Il y a un mois, Carlos Queiroz était en Belgique pour assister à Lierse-Saint-Trond. Devenu entraîneur de l’équipe nationale iranienne, il était là pour visionner Reza. Il n’a pas vu grand-chose mais, nous, on en a apprit beaucoup. Comme l’histoire de son premier jour comme adjoint de Ferguson en 2002. Il frappe timidement à la porte du boss : Come in, entend-il. Il entre et demande : « Qu’est ce qu’on fait ce matin ? » Réponse de Ferguson : « Mais qu’est-ce que j’en fucking sais ! Damned, c’est toi l’entraîneur. C’est toi qui prépare, c’est toi qui donne l’entraînement ». Queiroz a tout préparé et tout donné pendant ses cinq ans à United.

Il a même coaché comme n°1. « Un jour Sir Alex m’appelle : -Demain on va jouer ce match amical, c’est toi qui t’occupes de tout, moi je vais jouer au golf ».

Savoir déléguer pour mieux régner. Très souvent, il n’arrive que le jeudi au centre d’entraînement. Ça aide à rester éternellement jeune.

Quand l’arrêt Bosman change la donne en 1995, tout le monde hurlait à la mort. C’était la fin de la formation ! Pas pour lui : « Il ne faut pas que cette affaire affecte le défi de la formation. L’esprit d’équipe est créé par les joueurs qui sont depuis longtemps dans le club. Les jeunes joueurs sont l’âme de l’équipe. » Il avait tout compris : tout le monde demande de l’expérience, lui veut de la jeunesse. La moitié de ses joueurs n’étaient pas nés quand il est arrivé en 1986.

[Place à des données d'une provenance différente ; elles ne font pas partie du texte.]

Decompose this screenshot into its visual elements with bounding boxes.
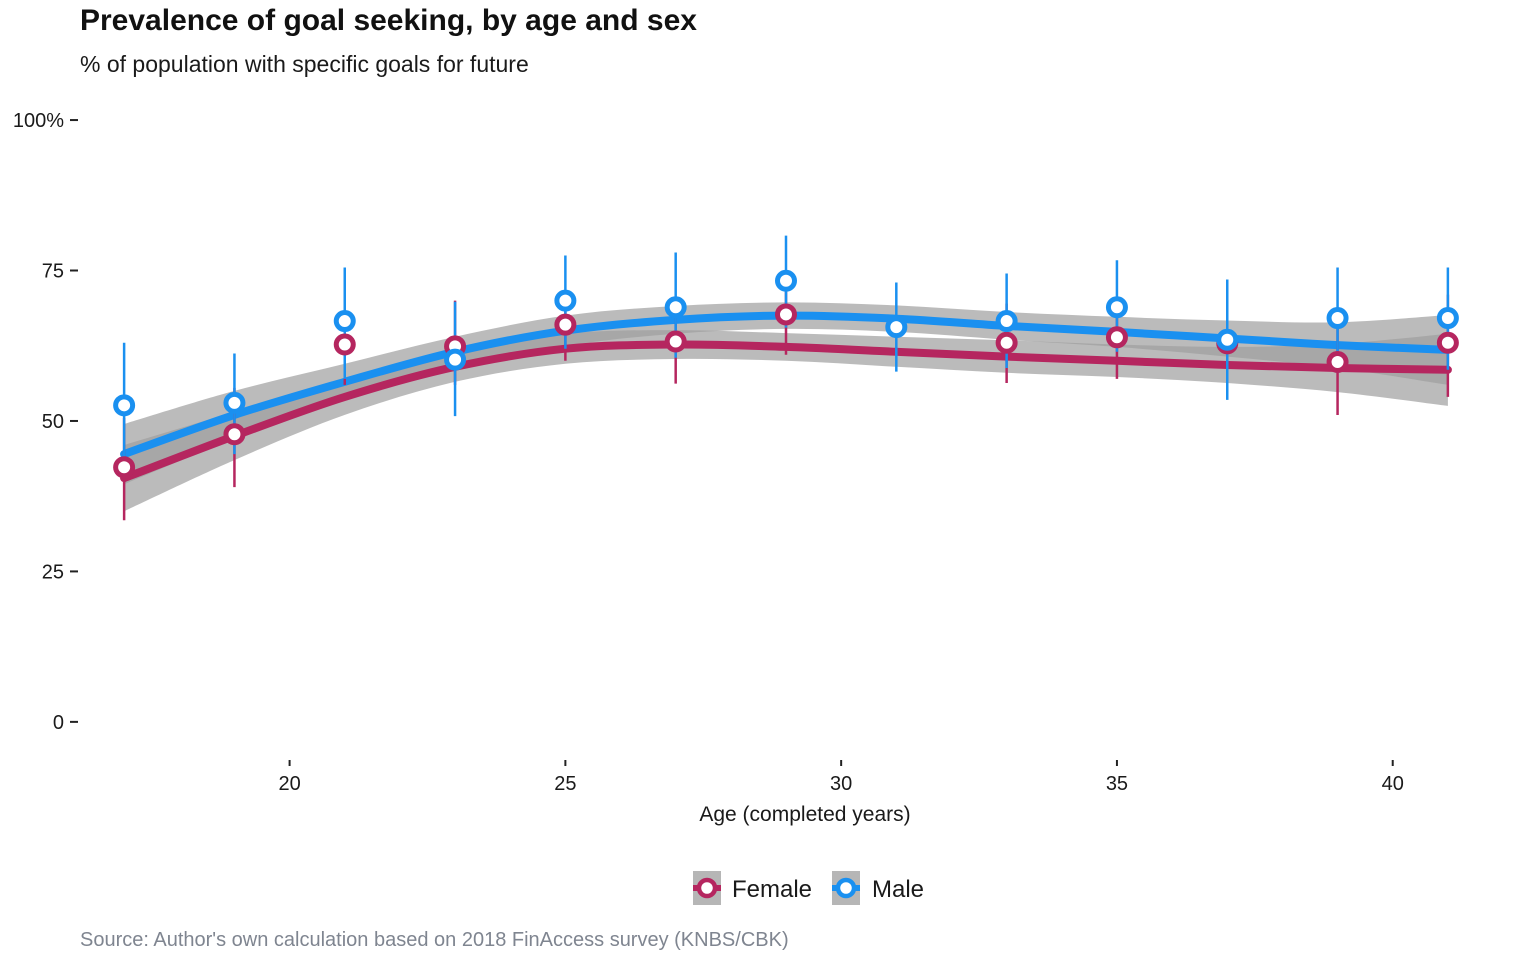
point-male xyxy=(333,310,356,333)
chart-title: Prevalence of goal seeking, by age and s… xyxy=(80,4,697,37)
x-tick-label: 25 xyxy=(554,773,576,795)
point-male xyxy=(1436,307,1459,330)
point-male xyxy=(113,394,136,417)
point-female xyxy=(1326,350,1349,373)
point-male xyxy=(664,296,687,319)
point-female xyxy=(223,423,246,446)
x-tick-label: 40 xyxy=(1382,773,1404,795)
point-male xyxy=(995,310,1018,333)
legend-key-point-male xyxy=(835,877,857,899)
legend-label-female: Female xyxy=(732,876,812,903)
source-caption: Source: Author's own calculation based o… xyxy=(80,929,789,951)
x-tick-label: 20 xyxy=(278,773,300,795)
legend: Female Male xyxy=(693,871,924,905)
point-female xyxy=(1436,331,1459,354)
point-female xyxy=(775,303,797,326)
x-tick-label: 35 xyxy=(1106,773,1128,795)
y-tick-label: 50 xyxy=(42,411,64,433)
y-tick-label: 75 xyxy=(42,261,64,283)
point-male xyxy=(1326,307,1349,330)
y-tick-label: 0 xyxy=(53,712,64,734)
y-tick-label: 25 xyxy=(42,561,64,583)
point-male xyxy=(223,391,246,414)
point-female xyxy=(1105,326,1128,349)
x-tick-label: 30 xyxy=(830,773,852,795)
point-female xyxy=(554,313,577,336)
point-male xyxy=(444,348,467,371)
point-male xyxy=(885,316,908,339)
y-tick-label: 100% xyxy=(13,110,64,132)
point-male xyxy=(554,289,577,312)
point-female xyxy=(113,456,136,479)
point-male xyxy=(1105,296,1128,319)
legend-key-point-female xyxy=(696,877,718,899)
point-male xyxy=(1216,328,1239,351)
point-male xyxy=(775,269,797,292)
x-axis-title: Age (completed years) xyxy=(699,803,910,826)
chart-subtitle: % of population with specific goals for … xyxy=(80,51,529,77)
point-female xyxy=(664,330,687,353)
point-female xyxy=(333,333,356,356)
point-female xyxy=(995,331,1018,354)
legend-label-male: Male xyxy=(872,876,924,903)
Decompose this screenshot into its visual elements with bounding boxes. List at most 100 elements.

25 ans que ça dure pour lui. Pour les autres par contre… De ses 22 collègues qui officiaient en D1 en 1986, ne reste que Kenny Dalglish de retour la saison dernière après 10 années sabbatiques ! En 20 ans de Premier League, le règne moyen d’un coach est de quatre ans. Sur la même période, dans les quatre divisions professionnelles anglaises, 1.052 entraîneurs ont été virés.

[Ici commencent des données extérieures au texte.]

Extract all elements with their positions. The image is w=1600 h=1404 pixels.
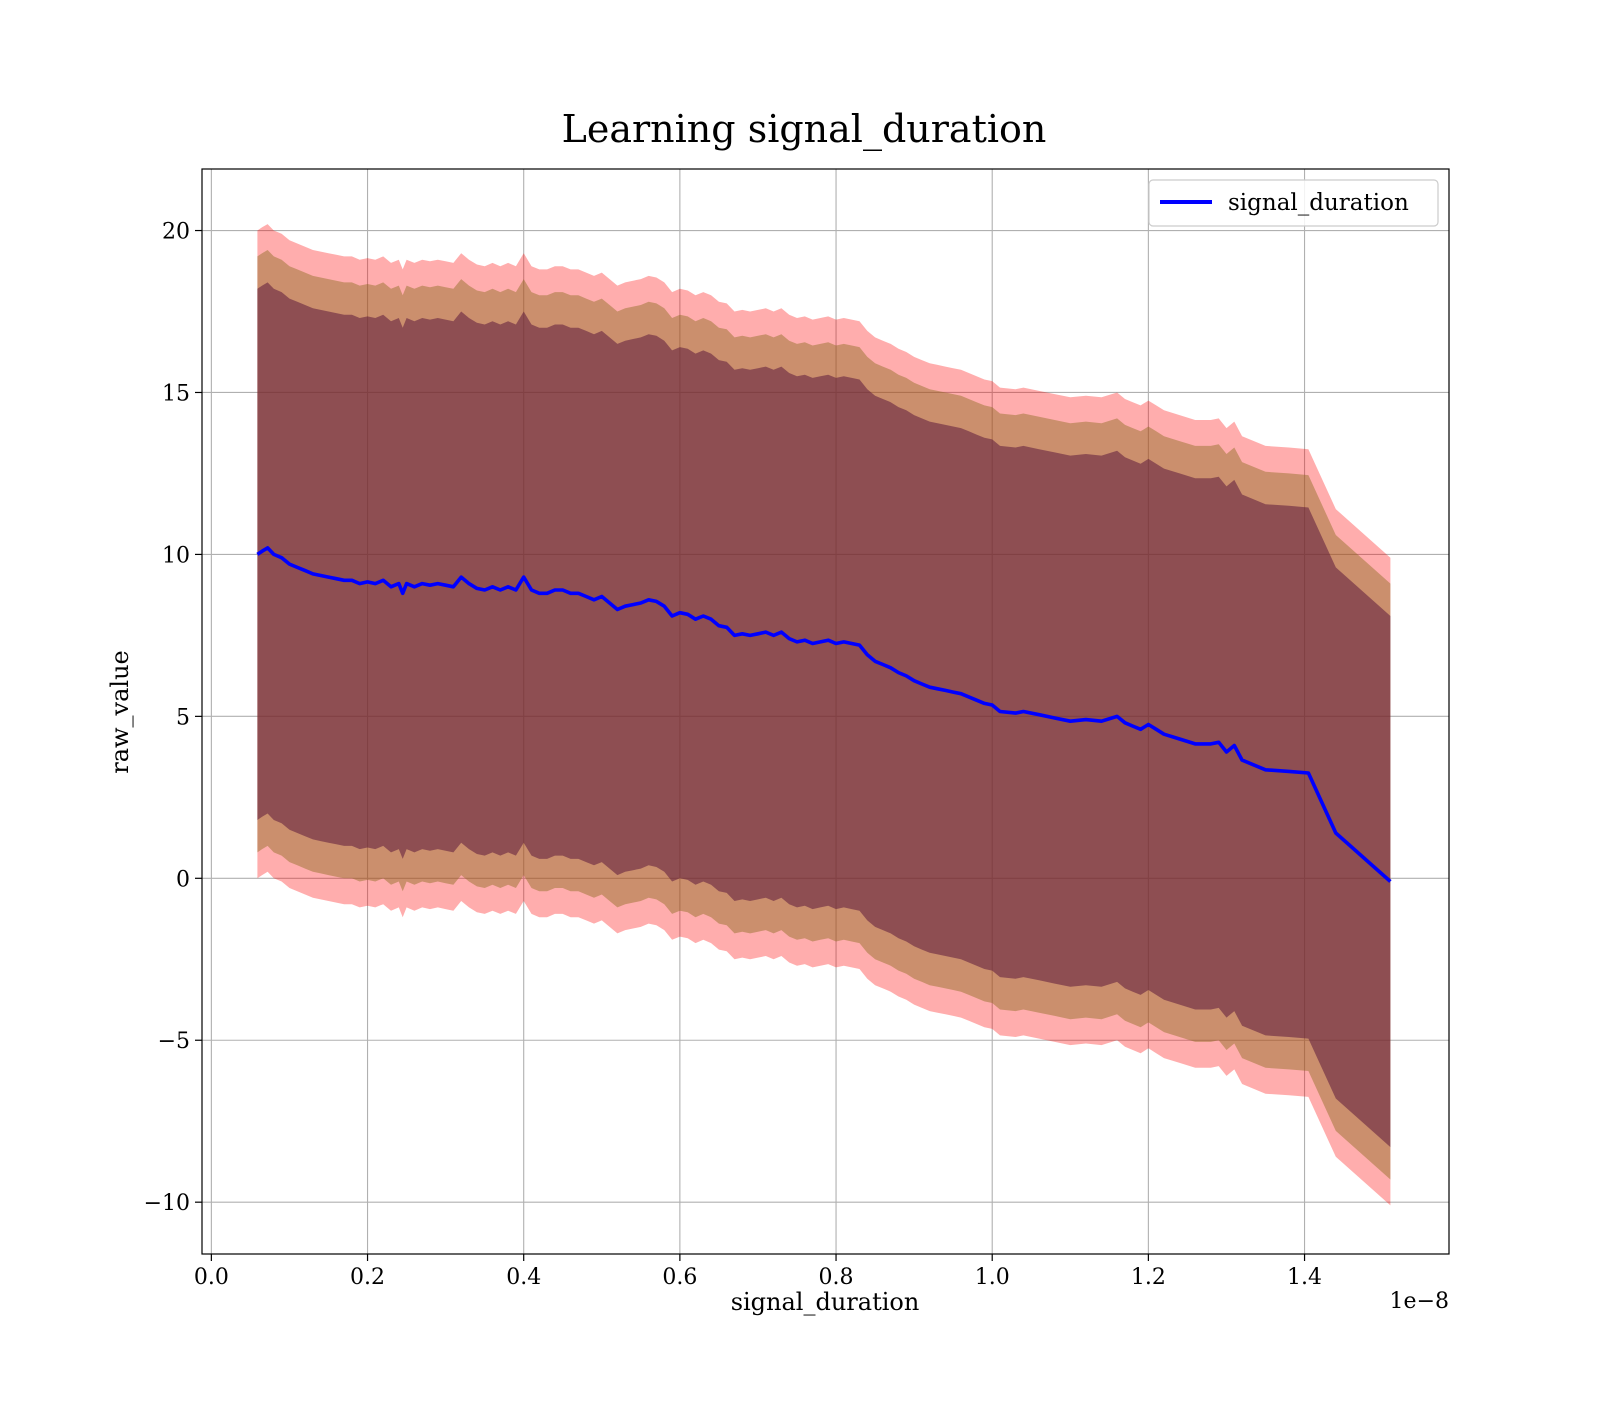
plot-frame [201, 168, 1450, 1255]
series-lines [256, 546, 1392, 883]
y-tick-label: 5 [176, 705, 190, 730]
y-tick-label: 10 [162, 543, 190, 568]
chart-title: Learning signal_duration [562, 107, 1047, 152]
y-tick-label: 0 [176, 867, 190, 892]
legend: signal_duration [1148, 179, 1439, 227]
x-axis-label: signal_duration [731, 1288, 920, 1316]
legend-label-signal-duration: signal_duration [1228, 190, 1409, 216]
x-tick-label: 0.2 [350, 1265, 385, 1290]
y-tick-label: 20 [162, 220, 190, 245]
x-axis: 0.0 0.2 0.4 0.6 0.8 1.0 1.2 1.4 [194, 1254, 1322, 1290]
x-tick-label: 0.4 [506, 1265, 541, 1290]
y-tick-label: −10 [144, 1191, 190, 1216]
x-tick-label: 1.4 [1287, 1265, 1322, 1290]
legend-box [1148, 179, 1439, 227]
band-inner [257, 282, 1391, 1148]
y-tick-label: −5 [158, 1029, 190, 1054]
y-axis: −10 −5 0 5 10 15 20 [144, 220, 202, 1216]
x-axis-offset-label: 1e−8 [1390, 1289, 1449, 1314]
x-tick-label: 0.8 [819, 1265, 854, 1290]
x-tick-label: 1.0 [975, 1265, 1010, 1290]
y-axis-label: raw_value [106, 650, 134, 774]
series-line-signal-duration [256, 546, 1392, 883]
uncertainty-bands [257, 224, 1391, 1206]
x-tick-label: 0.0 [194, 1265, 229, 1290]
x-tick-label: 1.2 [1131, 1265, 1166, 1290]
x-tick-label: 0.6 [662, 1265, 697, 1290]
y-tick-label: 15 [162, 381, 190, 406]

La came de Ferguson c’est la Gagne. Gagner tout, tout le temps. Encore et toujours. Sans oublier de rester humble. Il est tellement conscient qu’il accomplit un job extraordinaire qu’il fait tout pour le garder. Quand on a débuté sa vie d’adulte sur les docks de Glasgow, qu’on y a mené une grève à 22 ans et qu’on a été gérant de pub, on apprécie le confort d’un banc.

Je rêve de l’interviewer. Malheureusement, en Ligue des Champions, il se fait rare, très rare. En six ans, je ne l’ai vu que deux fois dans la zone réservée aux télévisons étrangères. La première, c’est parce qu’il s’était trompé de couloir. La deuxième, c’était la saison dernière à Marseille. Trois choses me frappent chez lui. Un : sa petite taille. Deux : tu n’as pas envie d’aller l’emmerder. Trois : son petit sourire, en coin comme son £il, qui frise quand il croise une biche comme ce soir de CL où, dans le couloir des télés européennes, il remarque une collègue blonde appuyée sur des béquilles. Il s’arrête, la regarde et dit, aussi coquin que taquin : « Je vous offre deux minutes mademoiselle ».

J’étais fou. Pour une fois qu’il passait par là ! J’ai même regretté de ne pas être blonde. « My way or the highway » (on fait ce que je dis ou dehors !) est ta devise à Manchester. Moi j’te suivrais partout Alex. Même sur la Highway to hell.

« Je ne joue pas contre une équipe en particulier. Je joue pour me battre contre l’idée de perdre. » Eric Cantona.